Uzanır ve onu da alır...
Evirir, çevirir, sonra içine bakar!..
Görür ki, yazıları “Arapça”dır!..
Sorar ev sahibine;
“Bu ne?.. Ne kitabı bu?!?”
“O” der, ev sahibi;
“Bir Kur’an-ı Kerim’dir.”
“Tamam, anladık” der, KKTC polisi;
“Kur’an-ı Kerim olduğunu anladık anlamasına da; hele söyle, bunun yazarı kim?!? Niye yazarın ismi yok kitabın üzerinde?!? Yoksa, bu kitap illegal mi?!?”
Hayır, “mizah” değil, “ayniyle vaki” bir olaydır bu!.. Yanılmıyorsam 1995 veya 1996 yıllarında yaşanmıştır!..

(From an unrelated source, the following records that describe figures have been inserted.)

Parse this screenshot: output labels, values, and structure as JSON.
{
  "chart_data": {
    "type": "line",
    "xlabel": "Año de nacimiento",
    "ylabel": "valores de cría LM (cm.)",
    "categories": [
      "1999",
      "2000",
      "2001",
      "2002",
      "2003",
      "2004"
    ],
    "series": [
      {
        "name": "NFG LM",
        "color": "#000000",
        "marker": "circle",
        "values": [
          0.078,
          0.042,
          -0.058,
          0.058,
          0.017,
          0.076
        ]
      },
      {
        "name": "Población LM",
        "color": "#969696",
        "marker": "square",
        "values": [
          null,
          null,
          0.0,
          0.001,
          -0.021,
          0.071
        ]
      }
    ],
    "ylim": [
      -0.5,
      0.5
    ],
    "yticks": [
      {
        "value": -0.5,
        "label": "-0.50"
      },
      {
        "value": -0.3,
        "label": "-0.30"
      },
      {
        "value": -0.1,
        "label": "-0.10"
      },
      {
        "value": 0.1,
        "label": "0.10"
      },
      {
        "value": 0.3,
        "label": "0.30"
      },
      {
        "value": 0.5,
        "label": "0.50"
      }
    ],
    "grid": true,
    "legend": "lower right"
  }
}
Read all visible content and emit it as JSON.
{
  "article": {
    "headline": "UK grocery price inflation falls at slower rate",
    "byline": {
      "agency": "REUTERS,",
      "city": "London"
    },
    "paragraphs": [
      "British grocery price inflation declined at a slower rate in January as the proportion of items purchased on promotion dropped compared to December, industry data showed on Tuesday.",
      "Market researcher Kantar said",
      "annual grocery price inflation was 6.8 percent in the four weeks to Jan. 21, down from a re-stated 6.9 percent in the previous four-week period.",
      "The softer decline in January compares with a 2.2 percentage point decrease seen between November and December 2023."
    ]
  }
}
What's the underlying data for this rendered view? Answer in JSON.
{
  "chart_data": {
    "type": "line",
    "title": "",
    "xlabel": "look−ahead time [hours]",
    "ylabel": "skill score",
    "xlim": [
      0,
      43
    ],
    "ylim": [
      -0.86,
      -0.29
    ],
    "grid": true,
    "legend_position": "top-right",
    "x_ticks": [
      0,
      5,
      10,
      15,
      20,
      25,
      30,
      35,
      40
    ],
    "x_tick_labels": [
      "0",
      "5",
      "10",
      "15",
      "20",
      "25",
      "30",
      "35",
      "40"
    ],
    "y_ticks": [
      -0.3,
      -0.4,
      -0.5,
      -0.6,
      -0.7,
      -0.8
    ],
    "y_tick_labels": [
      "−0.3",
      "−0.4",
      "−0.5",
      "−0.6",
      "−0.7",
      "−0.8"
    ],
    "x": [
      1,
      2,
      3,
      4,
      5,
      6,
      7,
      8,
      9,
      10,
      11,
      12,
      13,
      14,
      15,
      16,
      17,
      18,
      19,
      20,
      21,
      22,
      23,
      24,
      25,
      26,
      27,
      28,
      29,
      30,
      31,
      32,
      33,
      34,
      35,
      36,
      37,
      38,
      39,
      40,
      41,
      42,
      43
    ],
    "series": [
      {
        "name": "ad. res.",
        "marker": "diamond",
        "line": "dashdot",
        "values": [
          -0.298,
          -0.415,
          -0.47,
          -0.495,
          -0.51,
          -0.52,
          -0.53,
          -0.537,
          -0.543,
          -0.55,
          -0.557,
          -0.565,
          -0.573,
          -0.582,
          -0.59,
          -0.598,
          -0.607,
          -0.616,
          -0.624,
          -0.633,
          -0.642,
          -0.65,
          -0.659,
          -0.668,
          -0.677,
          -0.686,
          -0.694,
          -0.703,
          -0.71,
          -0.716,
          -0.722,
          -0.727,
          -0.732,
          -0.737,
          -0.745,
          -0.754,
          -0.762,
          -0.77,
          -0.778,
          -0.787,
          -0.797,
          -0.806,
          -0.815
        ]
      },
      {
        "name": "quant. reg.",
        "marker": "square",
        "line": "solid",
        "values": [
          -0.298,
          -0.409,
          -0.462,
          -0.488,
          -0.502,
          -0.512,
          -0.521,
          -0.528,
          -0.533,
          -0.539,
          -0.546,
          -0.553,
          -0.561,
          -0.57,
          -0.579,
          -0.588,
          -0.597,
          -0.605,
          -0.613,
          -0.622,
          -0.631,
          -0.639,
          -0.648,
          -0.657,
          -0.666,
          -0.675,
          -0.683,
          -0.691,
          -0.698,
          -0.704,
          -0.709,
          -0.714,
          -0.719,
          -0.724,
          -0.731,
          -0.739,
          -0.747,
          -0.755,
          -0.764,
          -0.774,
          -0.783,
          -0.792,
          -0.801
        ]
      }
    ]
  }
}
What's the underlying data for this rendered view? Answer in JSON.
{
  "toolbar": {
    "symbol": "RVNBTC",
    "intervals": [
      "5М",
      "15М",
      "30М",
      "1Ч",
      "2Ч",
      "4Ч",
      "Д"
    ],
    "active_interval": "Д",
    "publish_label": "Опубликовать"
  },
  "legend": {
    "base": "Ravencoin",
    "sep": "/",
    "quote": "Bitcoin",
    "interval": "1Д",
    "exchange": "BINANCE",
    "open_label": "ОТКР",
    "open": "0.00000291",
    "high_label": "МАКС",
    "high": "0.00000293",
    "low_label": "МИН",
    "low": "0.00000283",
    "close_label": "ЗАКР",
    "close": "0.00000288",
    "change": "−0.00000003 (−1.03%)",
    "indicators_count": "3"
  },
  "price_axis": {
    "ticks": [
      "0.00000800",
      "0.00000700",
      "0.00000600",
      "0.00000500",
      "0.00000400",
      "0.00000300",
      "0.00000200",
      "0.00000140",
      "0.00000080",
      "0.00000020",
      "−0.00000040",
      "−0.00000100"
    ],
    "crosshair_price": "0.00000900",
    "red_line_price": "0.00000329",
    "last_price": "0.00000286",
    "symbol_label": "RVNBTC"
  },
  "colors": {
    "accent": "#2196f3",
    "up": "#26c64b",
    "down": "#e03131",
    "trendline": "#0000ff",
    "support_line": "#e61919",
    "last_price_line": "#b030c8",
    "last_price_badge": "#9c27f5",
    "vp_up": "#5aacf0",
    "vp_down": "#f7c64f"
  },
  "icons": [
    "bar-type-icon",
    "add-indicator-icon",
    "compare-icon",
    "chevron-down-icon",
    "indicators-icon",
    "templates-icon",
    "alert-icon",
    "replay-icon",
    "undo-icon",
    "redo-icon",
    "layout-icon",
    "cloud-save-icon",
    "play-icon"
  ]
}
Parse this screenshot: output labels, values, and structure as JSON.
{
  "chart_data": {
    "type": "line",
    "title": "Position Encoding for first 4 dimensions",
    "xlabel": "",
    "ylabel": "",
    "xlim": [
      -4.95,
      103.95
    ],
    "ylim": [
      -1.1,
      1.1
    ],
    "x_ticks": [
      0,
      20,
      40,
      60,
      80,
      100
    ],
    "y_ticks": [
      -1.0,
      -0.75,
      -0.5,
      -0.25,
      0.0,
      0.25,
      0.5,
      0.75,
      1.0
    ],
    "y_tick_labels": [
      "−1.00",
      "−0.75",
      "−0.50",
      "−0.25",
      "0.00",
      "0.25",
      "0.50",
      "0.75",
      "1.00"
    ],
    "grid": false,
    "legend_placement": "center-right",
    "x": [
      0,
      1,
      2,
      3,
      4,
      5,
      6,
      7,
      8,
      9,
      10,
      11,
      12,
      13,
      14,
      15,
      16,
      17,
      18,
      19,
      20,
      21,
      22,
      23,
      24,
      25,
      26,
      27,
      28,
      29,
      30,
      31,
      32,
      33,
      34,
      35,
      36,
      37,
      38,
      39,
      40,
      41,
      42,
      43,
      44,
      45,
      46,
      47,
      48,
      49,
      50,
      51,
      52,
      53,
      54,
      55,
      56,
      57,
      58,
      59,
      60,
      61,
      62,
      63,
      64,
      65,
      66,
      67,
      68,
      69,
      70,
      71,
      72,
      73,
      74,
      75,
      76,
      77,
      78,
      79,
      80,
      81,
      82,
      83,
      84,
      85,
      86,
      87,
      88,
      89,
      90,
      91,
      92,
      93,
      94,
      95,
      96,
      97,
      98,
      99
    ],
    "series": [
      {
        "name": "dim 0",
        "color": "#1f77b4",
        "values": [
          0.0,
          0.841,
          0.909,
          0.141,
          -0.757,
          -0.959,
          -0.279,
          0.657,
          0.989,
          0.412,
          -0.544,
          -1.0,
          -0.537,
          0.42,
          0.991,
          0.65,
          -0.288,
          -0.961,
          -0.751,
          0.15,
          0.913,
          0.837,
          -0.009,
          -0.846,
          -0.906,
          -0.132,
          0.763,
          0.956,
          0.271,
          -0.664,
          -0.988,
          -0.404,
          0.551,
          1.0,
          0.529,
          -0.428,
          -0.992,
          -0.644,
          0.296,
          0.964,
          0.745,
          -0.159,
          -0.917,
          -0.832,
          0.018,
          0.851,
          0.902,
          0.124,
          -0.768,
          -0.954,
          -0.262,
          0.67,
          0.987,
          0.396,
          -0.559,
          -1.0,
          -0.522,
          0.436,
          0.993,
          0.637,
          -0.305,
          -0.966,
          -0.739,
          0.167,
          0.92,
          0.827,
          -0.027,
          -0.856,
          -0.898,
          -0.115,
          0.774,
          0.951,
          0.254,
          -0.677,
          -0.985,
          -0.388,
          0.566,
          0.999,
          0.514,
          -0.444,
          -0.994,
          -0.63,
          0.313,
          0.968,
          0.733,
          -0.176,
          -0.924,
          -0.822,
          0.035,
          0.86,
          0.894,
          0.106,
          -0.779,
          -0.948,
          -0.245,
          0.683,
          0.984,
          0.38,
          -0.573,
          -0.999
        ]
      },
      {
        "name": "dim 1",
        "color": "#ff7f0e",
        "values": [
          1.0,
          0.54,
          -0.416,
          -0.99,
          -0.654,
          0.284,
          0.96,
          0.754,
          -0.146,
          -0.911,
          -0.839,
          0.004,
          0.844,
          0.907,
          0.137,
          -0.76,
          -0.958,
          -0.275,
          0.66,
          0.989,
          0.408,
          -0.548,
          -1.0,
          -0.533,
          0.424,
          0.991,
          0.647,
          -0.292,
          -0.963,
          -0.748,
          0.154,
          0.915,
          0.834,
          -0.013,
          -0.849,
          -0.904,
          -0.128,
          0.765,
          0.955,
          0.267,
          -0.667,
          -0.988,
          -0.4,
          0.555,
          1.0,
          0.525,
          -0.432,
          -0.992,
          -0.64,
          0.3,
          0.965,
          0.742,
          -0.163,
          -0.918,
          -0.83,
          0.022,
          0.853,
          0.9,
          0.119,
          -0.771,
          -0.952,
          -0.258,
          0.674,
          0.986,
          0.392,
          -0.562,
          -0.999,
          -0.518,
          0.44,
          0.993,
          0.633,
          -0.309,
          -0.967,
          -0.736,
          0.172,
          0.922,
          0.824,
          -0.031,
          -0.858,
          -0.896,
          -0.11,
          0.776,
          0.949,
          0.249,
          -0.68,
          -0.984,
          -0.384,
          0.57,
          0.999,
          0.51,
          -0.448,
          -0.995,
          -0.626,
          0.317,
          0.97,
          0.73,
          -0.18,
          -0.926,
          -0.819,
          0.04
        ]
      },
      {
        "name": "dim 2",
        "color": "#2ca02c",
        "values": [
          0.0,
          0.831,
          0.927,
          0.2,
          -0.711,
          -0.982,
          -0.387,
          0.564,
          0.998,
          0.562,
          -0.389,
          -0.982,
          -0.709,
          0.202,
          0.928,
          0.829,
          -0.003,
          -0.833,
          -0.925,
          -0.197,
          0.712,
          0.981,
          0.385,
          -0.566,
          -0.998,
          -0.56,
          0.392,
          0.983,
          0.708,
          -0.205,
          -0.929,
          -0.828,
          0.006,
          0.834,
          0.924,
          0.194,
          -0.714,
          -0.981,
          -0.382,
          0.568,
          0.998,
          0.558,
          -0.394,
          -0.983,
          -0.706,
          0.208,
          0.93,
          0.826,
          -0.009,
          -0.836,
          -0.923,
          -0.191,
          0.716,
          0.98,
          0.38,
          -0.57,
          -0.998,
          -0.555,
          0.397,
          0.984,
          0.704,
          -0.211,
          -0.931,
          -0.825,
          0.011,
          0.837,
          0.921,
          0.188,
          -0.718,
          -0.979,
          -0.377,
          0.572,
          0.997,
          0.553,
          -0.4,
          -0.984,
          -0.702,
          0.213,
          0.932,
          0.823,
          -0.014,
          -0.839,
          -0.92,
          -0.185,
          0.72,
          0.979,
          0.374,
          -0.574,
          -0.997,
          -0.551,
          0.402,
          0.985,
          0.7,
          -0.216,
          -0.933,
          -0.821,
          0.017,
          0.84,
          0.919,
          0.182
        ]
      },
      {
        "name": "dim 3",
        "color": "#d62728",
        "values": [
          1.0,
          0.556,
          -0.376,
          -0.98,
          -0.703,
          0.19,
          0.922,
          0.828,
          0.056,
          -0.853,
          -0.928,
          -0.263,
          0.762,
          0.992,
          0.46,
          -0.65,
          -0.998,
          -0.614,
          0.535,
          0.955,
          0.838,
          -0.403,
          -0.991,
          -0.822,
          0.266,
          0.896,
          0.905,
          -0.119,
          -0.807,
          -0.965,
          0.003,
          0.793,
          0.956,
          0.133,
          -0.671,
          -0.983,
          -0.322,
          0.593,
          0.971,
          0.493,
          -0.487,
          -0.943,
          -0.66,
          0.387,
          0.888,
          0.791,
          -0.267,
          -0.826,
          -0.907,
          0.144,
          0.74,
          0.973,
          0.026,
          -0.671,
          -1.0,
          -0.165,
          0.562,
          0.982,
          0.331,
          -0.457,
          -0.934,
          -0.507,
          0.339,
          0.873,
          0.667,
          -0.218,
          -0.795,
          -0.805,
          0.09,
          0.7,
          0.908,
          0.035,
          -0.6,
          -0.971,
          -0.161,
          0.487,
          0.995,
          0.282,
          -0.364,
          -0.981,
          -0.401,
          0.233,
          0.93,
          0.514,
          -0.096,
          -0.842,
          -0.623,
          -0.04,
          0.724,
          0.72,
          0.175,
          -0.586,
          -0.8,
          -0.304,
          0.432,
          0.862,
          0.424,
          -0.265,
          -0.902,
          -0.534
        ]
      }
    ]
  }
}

BOYNU HAÇ’LI KIBRISLI KIZ!​

Dedim ya;

Bizim askerler, hiç olmazsa o kitapların “Kur’an-ı Kerim” olduğunu biliyorlar!..
Ya; bilmeyip de, sorsalardı;
“Kim ulan bu kitabın yazarı?!?”
Hayır, gülmeyin!.. Bu tür olaylar, bir gün gelir “Türkiye’de” de yaşanırsa, hiç şaşmam!..
Zira, bugün Kur’an-ı Kerim’i “suç delili” olarak gören zihniyet, yarın “Kur’an-ı Kerim’in yazarı”nı da sormaya kalkar!..
“Olmaz” demeyin!..
Burası Türkiye!..
Bu ülkede olmaz, olmaz!..
Her an, her şey olabilir!.
Unutmayalım ki;
Bugün KKTC sokaklarında dolaşan “Boynu Haç’lı kızlar”ın müsebbipleri, “Kur’an-ı Kerim’in yazarı”nı sorduran “zihniyet”lerdir!..
Hatırlarsınız...
Dönemin KKTC Cumhurbaşkanı Rauf Denktaş, 9 Nisan 2004’te canlı yayına katıldığı Star TV’de, Hulki Cevizoğlu’na 14-15 yaşındaki bir kız çocuğu ile aralarında geçen diyaloğu anlatmıştı. Denktaş, boynunda “haç” bulunan kız çocuğuna “Niye ay ve yıldız takmıyorsun? Sen Müslüman değil misin?” diye sorduğunu, ondan “Galiba Müslümanım” cevabını aldığını belirterek şöyle devam etmişti:
“Suçu kendimizde görüyoruz... Gençlere dini bilgi vermemişiz. Geç kalmışız... Bu vebal hepimizindir!”
Herhalde söylemeye gerek yok;
“Tabiat, boşluk kabul etmez!”
Herhangi bir yerde doğan bir boşluk, mutlaka doldurulur!..
“İnanç” boşluğu varsa, birileri bunu “Haç”la, “taç”la veya “tıkaç”la mutlaka doldurur!..
Sen, bir çocuğun dinini öğrenmesini engellersen, dinini öğrenmeye çalışan insanların evlerine baskınlar düzenler ve üstelik “Kur’an-ı Kerim’in yazarı”nı soracak “ebleh” ve “zırcahil”ler yetiştirirsen, olacağı budur!..
Hiç kuşkunuz olmasın ki;
Dün KKTC’de olanlar, yarın pekalâ Türkiye’de de olabilir!..
Şu hale baksanıza;
Kur’an-ı Kerim gibi bir kitap, “suç delili” olarak poşete doldurulup götürülüyor!..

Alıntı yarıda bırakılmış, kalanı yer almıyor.